Arthritis & Rheumatism
Objective. Our objective was to compare the osteoclastogenic capacity of peripheral blood mononuclear cells (PBMCs) from patients with osteoarthritis (OA) to that of PBMCs from self-reported normal individuals.
Methods. PBMCs from 140 patients with OA and 45 healthy donors were assayed for CD14+ expression and induced to differentiate into osteoclasts (OCs) over 3 weeks in vitro. We assessed the number of the OCs, their resorptive activity, OC apoptosis, and expression of the following cytokine receptors: receptor activator of nuclear factor κB (RANK), interleukin-1 receptor type I (IL-1R1) and IL-1R2. A ridge logistic regression classifier was developed to discriminate OA patients from controls.
Results. PBMCs from OA patients gave rise to more OCs that resorbed more bone surface than did PBMCs from controls. The number of CD14+ precursors was comparable in both groups, but there was less apoptosis in OCs obtained from OA patients.
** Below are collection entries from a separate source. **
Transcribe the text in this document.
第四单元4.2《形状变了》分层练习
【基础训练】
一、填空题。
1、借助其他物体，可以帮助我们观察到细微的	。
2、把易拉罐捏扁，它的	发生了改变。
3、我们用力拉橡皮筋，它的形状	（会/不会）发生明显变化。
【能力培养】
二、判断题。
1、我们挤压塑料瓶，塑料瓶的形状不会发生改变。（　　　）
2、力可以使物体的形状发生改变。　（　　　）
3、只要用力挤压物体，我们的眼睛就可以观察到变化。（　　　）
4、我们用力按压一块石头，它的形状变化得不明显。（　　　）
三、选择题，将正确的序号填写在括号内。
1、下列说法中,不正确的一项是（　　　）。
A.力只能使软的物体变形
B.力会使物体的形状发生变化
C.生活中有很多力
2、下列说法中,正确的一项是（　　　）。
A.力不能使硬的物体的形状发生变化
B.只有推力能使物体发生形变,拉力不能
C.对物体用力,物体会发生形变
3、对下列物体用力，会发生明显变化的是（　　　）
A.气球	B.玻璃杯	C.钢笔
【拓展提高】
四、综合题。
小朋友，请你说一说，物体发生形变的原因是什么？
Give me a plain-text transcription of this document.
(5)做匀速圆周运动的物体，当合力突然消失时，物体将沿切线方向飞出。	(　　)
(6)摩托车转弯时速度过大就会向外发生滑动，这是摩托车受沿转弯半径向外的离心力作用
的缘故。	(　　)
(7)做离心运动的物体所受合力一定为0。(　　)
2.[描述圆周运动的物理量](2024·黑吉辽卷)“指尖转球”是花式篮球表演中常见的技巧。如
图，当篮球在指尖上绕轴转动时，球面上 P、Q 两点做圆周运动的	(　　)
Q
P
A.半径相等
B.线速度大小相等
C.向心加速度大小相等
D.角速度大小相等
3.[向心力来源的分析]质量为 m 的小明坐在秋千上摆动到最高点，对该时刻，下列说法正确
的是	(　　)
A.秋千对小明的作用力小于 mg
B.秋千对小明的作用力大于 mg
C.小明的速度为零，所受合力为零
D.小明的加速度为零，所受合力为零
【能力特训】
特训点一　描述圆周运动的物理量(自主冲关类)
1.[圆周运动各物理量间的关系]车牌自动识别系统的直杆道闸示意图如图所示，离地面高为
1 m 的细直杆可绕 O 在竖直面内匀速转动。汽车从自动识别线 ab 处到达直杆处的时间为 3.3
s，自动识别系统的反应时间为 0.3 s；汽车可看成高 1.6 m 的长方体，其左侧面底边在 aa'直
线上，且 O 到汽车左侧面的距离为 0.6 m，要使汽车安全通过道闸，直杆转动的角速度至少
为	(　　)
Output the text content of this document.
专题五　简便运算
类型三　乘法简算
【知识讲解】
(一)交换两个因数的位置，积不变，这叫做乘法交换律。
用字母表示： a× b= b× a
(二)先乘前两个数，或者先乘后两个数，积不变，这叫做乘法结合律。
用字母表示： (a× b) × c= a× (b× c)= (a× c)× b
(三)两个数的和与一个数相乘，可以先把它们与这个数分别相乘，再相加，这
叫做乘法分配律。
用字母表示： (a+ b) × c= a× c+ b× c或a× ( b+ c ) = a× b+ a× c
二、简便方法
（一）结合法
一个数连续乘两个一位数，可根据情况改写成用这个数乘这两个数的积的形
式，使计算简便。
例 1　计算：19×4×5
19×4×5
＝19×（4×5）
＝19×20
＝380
Although no correlation was found between osteoclastogenic capacity and clinical or radiologic scores, levels of IL-1R1 were significantly lower in cultures from patients with OA compared to controls. OC apoptosis and expression levels of IL-1R1 and IL-1R2 were used to build a multivariate predictive model for OA.
Conclusion. During 3 weeks of culture under identical conditions, monocytes from patients with OA display enhanced capacity to generate OCs compared to cells from controls. Enhanced osteoclastogenesis is accompanied by increased resorptive activity, reduced OC apoptosis and diminished IL-1R1 expression. These findings support the possibility that generalized changes in bone metabolism affecting OCs participate in the pathophysiology of OA.